= R. v Gowan =

1998 Ontario Court of Justice case

R. v Gowan is a March 1998 case tried by the Ontario Court of Justice which ruled that, while a woman being topless as form of protest and free speech is legal, her being topless while she engages in a commercial purpose such as prostitution is illegal.

==Details of the case==
On June 3, 1997, 31-year-old prostitute J. Gowan took her shirt off and bared her breasts on Montreal Road in the Ontario city of Vanier. Afterwards, Gowan held her breasts, pulled her nipples, and asked nearby car drivers several times if they "want to fuck" her. On two occasions, Gowan did this while she was leaning into other people's cars during a red light. Considering Gowan's behavior—rather than her toplessness itself—to be indecent, Cecile Couture reported Gowan to the authorities.

==Ruling==
In her ruling, Judge Jennifer Blishen stated that the evidence indicates that the purpose of Gowan's toplessness and provocative behavior was to engage in prostitution and that thus, unlike the actions of Ontario woman Gwen Jacob several years earlier, Gowan's toplessness was commercial in nature.

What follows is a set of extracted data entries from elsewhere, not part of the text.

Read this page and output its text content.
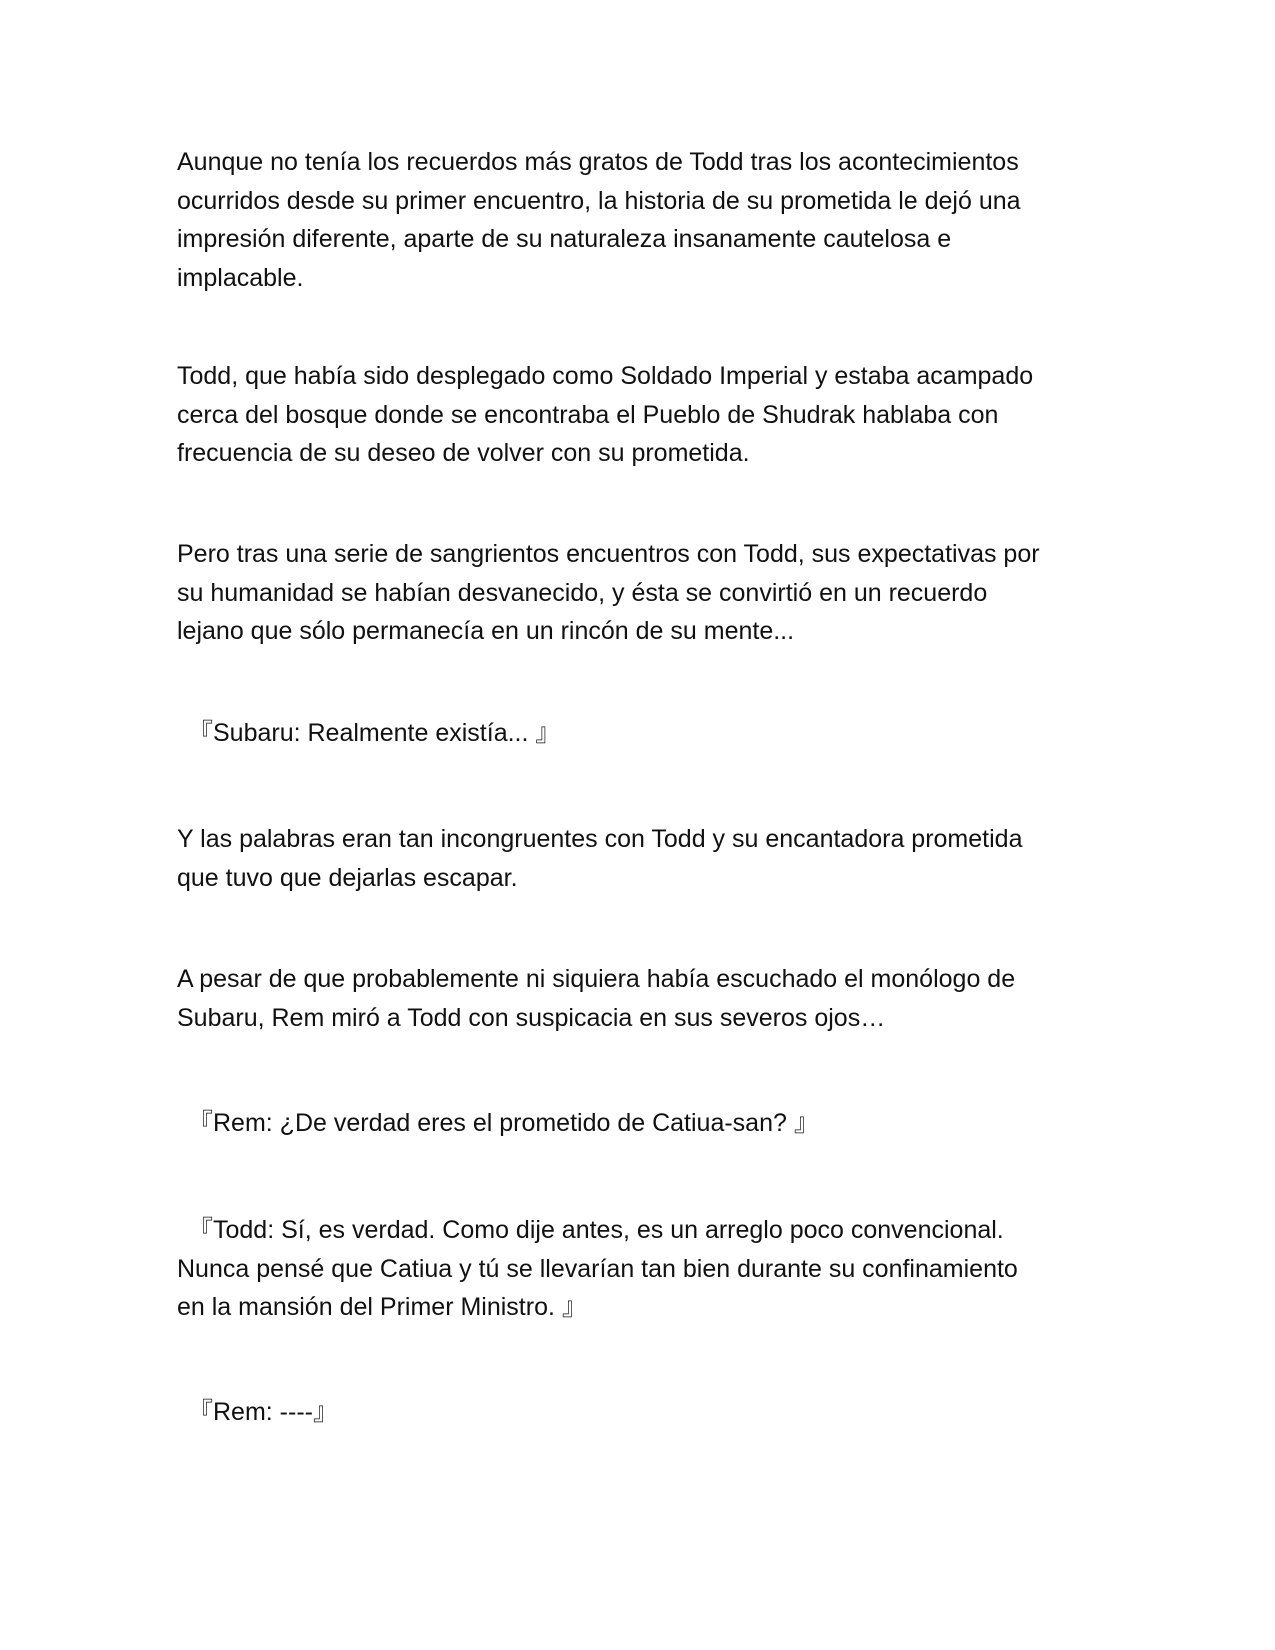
Aunque no tenía los recuerdos más gratos de Todd tras los acontecimientos
ocurridos desde su primer encuentro, la historia de su prometida le dejó una
impresión diferente, aparte de su naturaleza insanamente cautelosa e
implacable.

Todd, que había sido desplegado como Soldado Imperial y estaba acampado
cerca del bosque donde se encontraba el Pueblo de Shudrak hablaba con
frecuencia de su deseo de volver con su prometida.

Pero tras una serie de sangrientos encuentros con Todd, sus expectativas por
su humanidad se habían desvanecido, y ésta se convirtió en un recuerdo
lejano que sólo permanecía en un rincón de su mente...

『Subaru: Realmente existía... 』

Y las palabras eran tan incongruentes con Todd y su encantadora prometida
que tuvo que dejarlas escapar.

A pesar de que probablemente ni siquiera había escuchado el monólogo de
Subaru, Rem miró a Todd con suspicacia en sus severos ojos…

『Rem: ¿De verdad eres el prometido de Catiua-san? 』

『Todd: Sí, es verdad. Como dije antes, es un arreglo poco convencional.
Nunca pensé que Catiua y tú se llevarían tan bien durante su confinamiento
en la mansión del Primer Ministro. 』

『Rem: ----』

In addition, Blishen stated that she "cannot find that the community would tolerate the use of a woman's bare breasts in public in order to sell any form of service or product" since "[s]uch conduct would appear to promote the objectification of women and the accompanying social harm." Elaborating on this, Blishen wrote that Gowan's actions "portray women in a humiliating manner as sex objects, with the resulting loss of dignity." Thus, Blishen found that Gowan's actions constituted an indecent act in a public place contrary to section 173(1)(a) of the Criminal Code" and that thus Gowan is "guilty as charged." As a result of her conviction for indecent behavior, Gowan was fined $250.

==Criticism==
In her 2009 book Law's Dream of a Common Knowledge, Mariana Valverde criticized this ruling by arguing that it ensured that "the women who have the best 'lawful excuse,' as law puts it, to go around topless are expressly forbidden from doing so." Elaborating on this, Valverde states that a "new line has been drawn, between the speaking, rational, political woman, who can now bare her breasts even in the presence of unsuspecting children, and the whore of old, who must be covered while outdoors."